I have the same suspicion.


----------



## puffin3 (Jul 9, 2015)

Last night I made about twenty breaded pork cutlets. With a little twist.
Flattened the pork chop medallions to make them about 3/8" thick. Made sure they were patted dry w/paper towel. 
Dredged them in AP flour and let them have time to absorb as much flour as possible. About ten minutes. Then dredged them again and again let them rest for ten minutes. Now the surface is nice and gooey looking.
Here's the twist: I used the food processor to make a gremolata using parsley/a little raw garlic and fresh lemon rind which I removed from the lemon with a potato peeler. (Works like a damn). NO  olive oil. Just the dry ingredients.
I whisked five egg whites and five egg yolks in different bowls.
To each I added a good amount of the gremolata, a couple of drops of Pernod, a pinch of red chili flakes, S&P. Half the cutlets were dipped in one or the other egg dip.
I had a large SS fry pan nice and hot with about an inch of sunflower oil.
I dipped each cutlet into the egg/gremolata then into a large bowl of Panko crumbs pressing the crumbs firmly onto the cutlets. Then over medium/high heat browned each cutlet on each side which only took a minute or so. Onto paper towels.

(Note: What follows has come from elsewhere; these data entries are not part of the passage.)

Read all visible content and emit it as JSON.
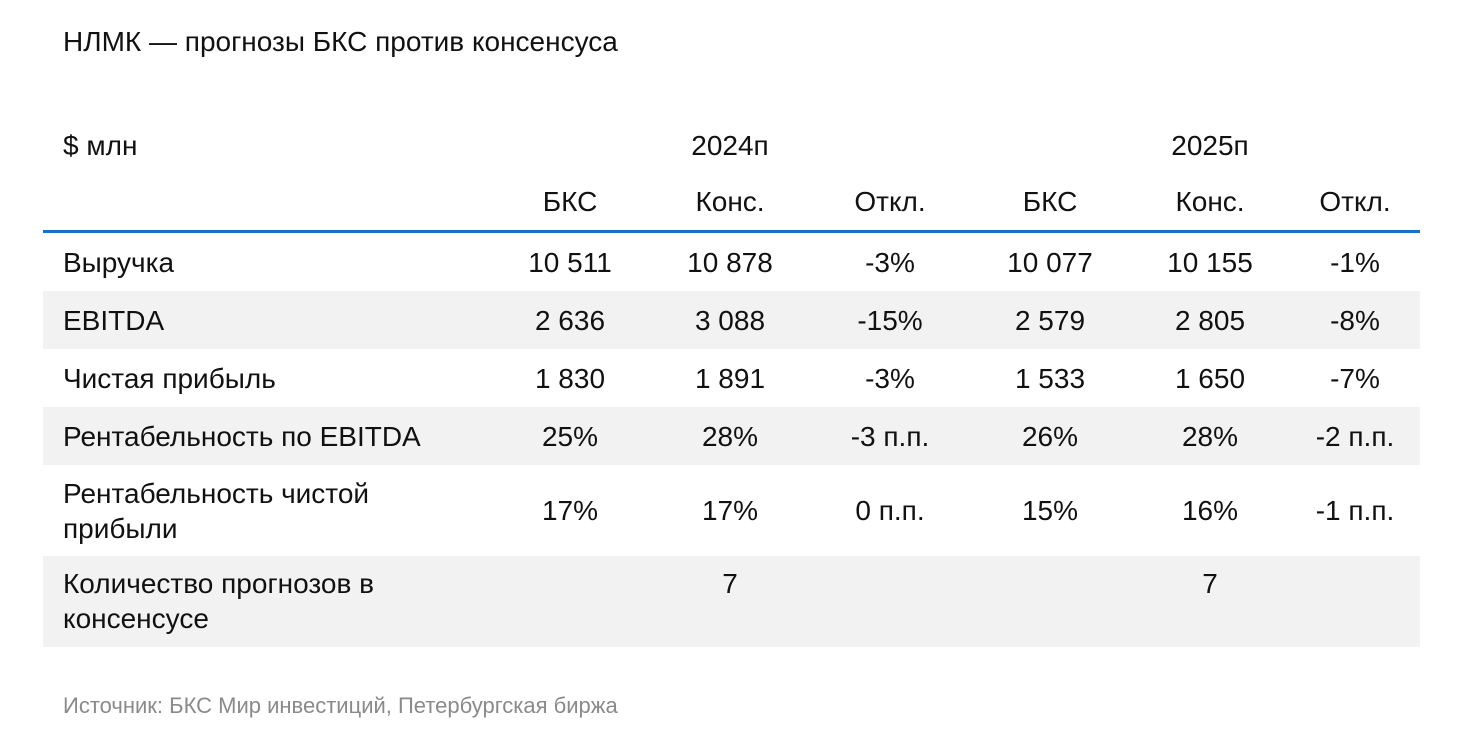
{
  "header": {
    "title": "НЛМК — прогнозы БКС против консенсуса"
  },
  "table": {
    "unit": "$ млн",
    "years": [
      "2024п",
      "2025п"
    ],
    "subheaders": [
      "БКС",
      "Конс.",
      "Откл.",
      "БКС",
      "Конс.",
      "Откл."
    ],
    "rows": [
      {
        "label": "Выручка",
        "cells": [
          "10 511",
          "10 878",
          "-3%",
          "10 077",
          "10 155",
          "-1%"
        ]
      },
      {
        "label": "EBITDA",
        "cells": [
          "2 636",
          "3 088",
          "-15%",
          "2 579",
          "2 805",
          "-8%"
        ]
      },
      {
        "label": "Чистая прибыль",
        "cells": [
          "1 830",
          "1 891",
          "-3%",
          "1 533",
          "1 650",
          "-7%"
        ]
      },
      {
        "label": "Рентабельность по EBITDA",
        "cells": [
          "25%",
          "28%",
          "-3 п.п.",
          "26%",
          "28%",
          "-2 п.п."
        ]
      },
      {
        "label": "Рентабельность чистой прибыли",
        "cells": [
          "17%",
          "17%",
          "0 п.п.",
          "15%",
          "16%",
          "-1 п.п."
        ]
      }
    ],
    "count_row": {
      "label": "Количество прогнозов в консенсусе",
      "counts": [
        "7",
        "7"
      ]
    }
  },
  "footer": {
    "source": "Источник: БКС Мир инвестиций, Петербургская биржа"
  }
}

There was definity a difference in the cutlets which had only egg white dip. The coating did not adhere as well to the cutlets which had been dipped in only egg yolks.
Next time I'll go back to just using whole eggs.
Gravy was: Sauteed chopped shallots and leeks. Added some BTB chicken stock. Little white wine. Few drops of Pernod. A tbsp of anchovy paste and just a couple of drops of dark soy sauce to add a touch of color to the gravy. This was added to the cold roux and whisked. I had to add more chicken stock to get the consistency right. Whisked. Seasoned. Strained. Back into pot to be reheated just to the boil before going into the gravy boat.
I could have used some bulb fennel instead of the Pernod. It sounds like I'm using a lot of Pernod but in fact I only used about 2 Tbsps in the whole meal. The Pernod gives just barely lends a 'back-note' of anise flavor. By using it in the gravy and on the carrots it sort of "tied the room together". LOL
Pureed mashed Russet potatoes using unsalted butter and a good amount of grated nutmeg and a little hot milk to get the consistency right. Seasoned.
Par Cooked a TON of baby carrots. Drained then into a large pan with a good amount of butter and a touch of walnut oil. Pan fried carrots in butter to which I added a good Tbsp of Sweet Chili jelly and just a drop of Pernod. S&P and a sprinkle of dried chili flakes.
Plated the potatoes/a cutlet/a good portion of the baby carrots.
On the table was a bowl of the dry gremolata for a DIY garnish. A bowl of sweet chili jelly (yum! Not too hot). And the gravy boat with very hot gravy.
Our two guests and my wife and I devoured everything except all the cutlets which our guests took home along with the rest of the gravy.
Cool not cold Pinot Gris wine.
Dessert was vanilla ice cream with homemade cookies that our guests brought. (Daughter/SIL and new baby girl)
Life is good.


----------



## taxlady (Jul 9, 2015)

That sounds really good Puffin. Thanks for letting us know your results on the difference between the two egg washes.


----------